One of the key asks from mutual fund houses was the inclusion of retirement schemes for tax exemption under Section 80C of the Income Tax Act. Currently, investments in insurance products including market-linked ones, pension funds, the National Pension System (NPS), and equity-linked savings schemes (ELSS) of fund houses are included for exemption.
The total exemption limit under this section is Rs 1,50,000 for individuals and an additional Rs 50,000 for NPS.
Insurance companies rely heavily on tax exemptions to attract investments in their policies. Insurance is a push-product, or in other words, an expense.
Typically, business growth for insurance firms in terms of policies sold surges during the fourth quarter of the financial year as Indians rush to meet tax exemption deadlines. Similarly, ELSS funds see a surge in inflows ahead of tax deadlines.
Fund houses also want to be allowed to float debt-oriented schemes on the lines of ELSS for tax-saving purposes.

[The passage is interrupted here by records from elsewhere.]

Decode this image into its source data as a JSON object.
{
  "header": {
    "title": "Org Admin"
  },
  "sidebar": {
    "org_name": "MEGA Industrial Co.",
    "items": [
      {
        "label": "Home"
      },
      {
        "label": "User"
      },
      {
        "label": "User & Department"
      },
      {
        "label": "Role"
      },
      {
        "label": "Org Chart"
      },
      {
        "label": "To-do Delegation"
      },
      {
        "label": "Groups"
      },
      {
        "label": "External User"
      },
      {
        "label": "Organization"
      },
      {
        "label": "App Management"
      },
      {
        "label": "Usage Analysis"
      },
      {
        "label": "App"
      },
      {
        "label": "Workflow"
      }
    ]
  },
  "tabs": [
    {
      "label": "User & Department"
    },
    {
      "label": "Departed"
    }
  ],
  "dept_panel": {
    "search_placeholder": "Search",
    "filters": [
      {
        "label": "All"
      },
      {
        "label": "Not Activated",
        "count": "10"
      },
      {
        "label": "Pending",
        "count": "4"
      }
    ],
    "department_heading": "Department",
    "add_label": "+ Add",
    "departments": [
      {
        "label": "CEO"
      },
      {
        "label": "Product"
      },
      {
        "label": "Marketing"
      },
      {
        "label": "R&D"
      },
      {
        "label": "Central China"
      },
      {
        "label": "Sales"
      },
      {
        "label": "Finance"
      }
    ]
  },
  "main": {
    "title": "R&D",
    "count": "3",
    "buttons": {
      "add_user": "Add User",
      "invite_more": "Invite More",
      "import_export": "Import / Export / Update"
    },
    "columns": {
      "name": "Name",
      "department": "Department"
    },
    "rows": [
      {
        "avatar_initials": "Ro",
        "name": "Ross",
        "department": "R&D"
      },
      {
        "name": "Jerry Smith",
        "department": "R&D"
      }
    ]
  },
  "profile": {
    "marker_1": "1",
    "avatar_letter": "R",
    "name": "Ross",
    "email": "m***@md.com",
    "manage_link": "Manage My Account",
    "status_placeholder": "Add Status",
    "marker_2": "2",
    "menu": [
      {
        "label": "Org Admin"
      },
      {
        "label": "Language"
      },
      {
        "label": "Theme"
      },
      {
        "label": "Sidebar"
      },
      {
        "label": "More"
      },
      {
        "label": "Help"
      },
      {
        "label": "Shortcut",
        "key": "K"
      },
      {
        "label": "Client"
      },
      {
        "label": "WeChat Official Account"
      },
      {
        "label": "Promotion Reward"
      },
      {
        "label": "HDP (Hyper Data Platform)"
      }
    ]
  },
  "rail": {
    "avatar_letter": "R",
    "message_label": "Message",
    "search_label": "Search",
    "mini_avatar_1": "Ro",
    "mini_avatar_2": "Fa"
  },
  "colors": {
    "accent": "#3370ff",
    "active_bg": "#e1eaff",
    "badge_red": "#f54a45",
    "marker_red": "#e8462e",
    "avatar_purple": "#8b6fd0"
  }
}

“Fixed income products would do well when it comes to taxation as they offer a stable return. If such products are given the added benefit of exemption, we can see a good amount of investment coming in,” said a fund manager requesting anonymity.
Market participants asked for a streamlined and unified know-your-customer (KYC) process for all financial products. Banks in India largely carry out the KYC given that most Indians tend to have a bank account before investing in any other financial product.
Insurance companies rely on bank KYC, especially when the distributor of their products is a bank partner. Market participants said a single point of KYC (preferably the bank) can be relied upon and the process need not be repeated for other products. This would bring down the cost of service for insurance companies and mutual fund houses.
The pre-budget consultations are carried out by the finance minister ahead of the Union Budget to assess the expectations of stakeholders in the economy. Finance minister Nirmala Sitharaman has met with representatives of financial institutions, agriculture outfits, and industry bodies to gauge expectations.Sitharaman is expected to meet representatives of the services sector including health and education on November 24.